Reparou que, no seu argumento, os terroristas são tratados como se fossem cidadãos americanos que tivessem transgredido a lei? E eles não são. São homens-célula de uma rede — não é assim porque eu quero. É assim porque é. Porque se demonstrou assim. A comparação com o Brasil é descabida. Os “estados policiais” no Brasil — que nada têm a ver com as medidas de segurança adotadas nos EUA — servem à guerra interna pelo poder e à política partidária. São uma tentativa de evitar a alternância no poder. Com alguma ironia, eu diria que as ações de segurança nos EUA contribuíram justamente para a alternância.
Ademais, há um óbvio exagero no antibushismo, que se tornou uma espécie de religião a unir os liberais e os ditos “burkianos”. Obama — e assim seria com qualquer outro no lugar dele — já tem em mãos o resultado de sete anos de medidas antiterroristas.
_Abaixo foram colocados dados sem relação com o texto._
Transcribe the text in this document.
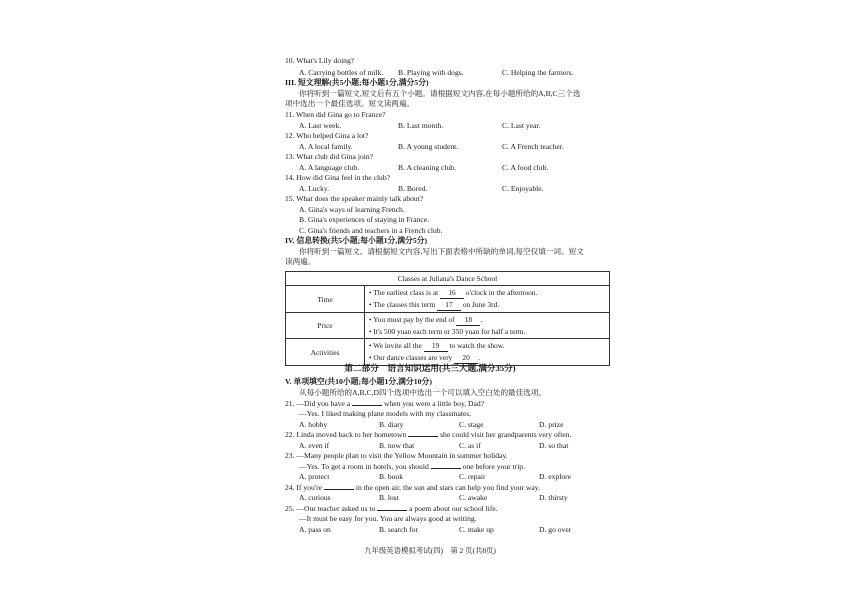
10. What's Lily doing?
A. Carrying bottles of milk. B. Playing with dogs.	C. Helping the farmers.
III. 短文理解(共5小题;每小题1分,满分5分)
你将听到一篇短文,短文后有五个小题。请根据短文内容,在每小题所给的A,B,C三个选
项中选出一个最佳选项。短文读两遍。
11. When did Gina go to France?
A. Last week.	B. Last month.	C. Last year.
12. Who helped Gina a lot?
A. A local family.	B. A young student.	C. A French teacher.
13. What club did Gina join?
A. A language club.	B. A cleaning club.	C. A food club.
14. How did Gina feel in the club?
A. Lucky.	B. Bored.	C. Enjoyable.
15. What does the speaker mainly talk about?
A. Gina's ways of learning French.
B. Gina's experiences of staying in France.
C. Gina's friends and teachers in a French club.
IV. 信息转换(共5小题;每小题1分,满分5分)
你将听到一篇短文。请根据短文内容,写出下面表格中所缺的单词,每空仅填一词。短文
读两遍。
Classes at Juliana's Dance School	
Time	• The earliest class is at 16 o'clock in the afternoon.
• The classes this term 17 on June 3rd.

Price	• You must pay by the end of 18 .
• It's 500 yuan each term or 350 yuan for half a term.

Activities	• We invite all the 19 to watch the show.
• Our dance classes are very 20 .
第二部分　语言知识运用(共三大题,满分35分)
V. 单项填空(共10小题;每小题1分,满分10分)
从每小题所给的A,B,C,D四个选项中选出一个可以填入空白处的最佳选项。
21. —Did you have a	when you were a little boy, Dad?
—Yes. I liked making plane models with my classmates.
A. hobby	B. diary	C. stage	D. prize
22. Linda moved back to her hometown	she could visit her grandparents very often.
A. even if	B. now that	C. as if	D. so that
23. —Many people plan to visit the Yellow Mountain in summer holiday.
—Yes. To get a room in hotels, you should	one before your trip.
A. protect	B. book	C. repair	D. explore
24. If you're	in the open air, the sun and stars can help you find your way.
A. curious	B. lost	C. awake	D. thirsty
25. —Our teacher asked us to	a poem about our school life.
—It must be easy for you. You are always good at writing.
A. pass on	B. search for	C. make up	D. go over
九年级英语模拟考试(四)　第 2 页(共8页)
Já dá para saber o que funciona e o que não funciona. Em 2001, a América não tinha a menor idéia de como reagir. Os eventos eram inéditos, numa escala jamais imaginada. Quanto à sua questão final, é preciso saber o que quer dizer “em sentido clássico” em face dos desafios do presente. Uma das características do terrorismo é justamente se aproveitar das liberalidades do sistema que eles querem solapar para... solapá-lo! Devemos lhe dar essa oportunidade ou não? Posso estar errado — espero que não —, mas acho que Obama não lhes facultará tal expediente.
*
Como assim? Pão de queijo? E por acaso em São Paulo seria viola caipira ou, em Pernambuco, buchada de bode? Cadê aquela militância contra os símbolos regionais? Ah, tá, é só quando é o RS...
Famoso cosmopolita bairrista, um tipo paulista.
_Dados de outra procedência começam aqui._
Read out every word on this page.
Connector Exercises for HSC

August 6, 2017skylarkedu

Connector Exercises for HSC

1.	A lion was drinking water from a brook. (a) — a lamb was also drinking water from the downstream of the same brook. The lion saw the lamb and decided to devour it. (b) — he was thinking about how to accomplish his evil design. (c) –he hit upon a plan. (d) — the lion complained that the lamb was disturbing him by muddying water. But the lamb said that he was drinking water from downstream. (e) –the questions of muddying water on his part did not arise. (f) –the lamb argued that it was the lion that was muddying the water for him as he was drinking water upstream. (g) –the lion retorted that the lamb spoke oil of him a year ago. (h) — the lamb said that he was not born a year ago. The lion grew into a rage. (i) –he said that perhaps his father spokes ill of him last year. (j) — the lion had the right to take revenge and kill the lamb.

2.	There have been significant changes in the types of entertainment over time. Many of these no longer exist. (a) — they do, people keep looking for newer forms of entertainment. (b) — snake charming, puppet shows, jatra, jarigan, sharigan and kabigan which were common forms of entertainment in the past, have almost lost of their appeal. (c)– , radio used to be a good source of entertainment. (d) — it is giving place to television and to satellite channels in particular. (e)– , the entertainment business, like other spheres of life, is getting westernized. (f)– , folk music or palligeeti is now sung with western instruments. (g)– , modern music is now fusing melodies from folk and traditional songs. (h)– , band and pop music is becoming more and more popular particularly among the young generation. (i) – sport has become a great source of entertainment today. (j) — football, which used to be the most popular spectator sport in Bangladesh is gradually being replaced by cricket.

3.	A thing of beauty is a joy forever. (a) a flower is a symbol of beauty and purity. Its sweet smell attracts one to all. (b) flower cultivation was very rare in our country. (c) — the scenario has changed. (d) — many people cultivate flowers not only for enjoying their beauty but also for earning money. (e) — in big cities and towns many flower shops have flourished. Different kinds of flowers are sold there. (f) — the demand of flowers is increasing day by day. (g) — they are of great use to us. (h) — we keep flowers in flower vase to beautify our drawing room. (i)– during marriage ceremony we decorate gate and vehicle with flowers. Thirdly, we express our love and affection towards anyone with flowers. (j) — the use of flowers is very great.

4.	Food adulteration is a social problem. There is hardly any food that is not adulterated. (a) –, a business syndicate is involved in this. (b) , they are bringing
(desculpa o tom do comentário, meus comentários aqui costumam ser elogiosos. ) Publicar Recusar (Anônimo) 14:18
Do mundo para a nossa província, o Brasil. Há leitor que não liga a tecla SAP — e não entende uma ironia ou uma graça a menos que o texto venha com uma tarja preta ou vermelha. Este blog é crítico permanente de “símbolos” regionalistas. Quando me referi ao lançamento em Belo Horizonte e falei do pão de queijo, pareceu-me claro que estava fazendo uma auto-ironia — vale dizer: ironizando o que eu mesmo costumo escrever.
Mas note, leitor amigo, que você não perdeu tempo: o que, no meu post, era uma piscadela simpática aos mineiros se transformou, no seu comentário, numa apreciação não muito lisonjeira dos paulistas. E eu vou insistir sempre: não sou paulista, brasileiro ou latino-americano: o máximo de coletivismo que acato é ser dois-correguense, mais especificamente da turma lá da fazenda Santa Cândida, mais particularmente ainda da família Azevedo, mais precisamente o “Reinaldo” dos Azevedos... E, às vezes, estou em guerra comigo mesmo também. O homem coletivo ou é um tolice ou é um delírio totalitário.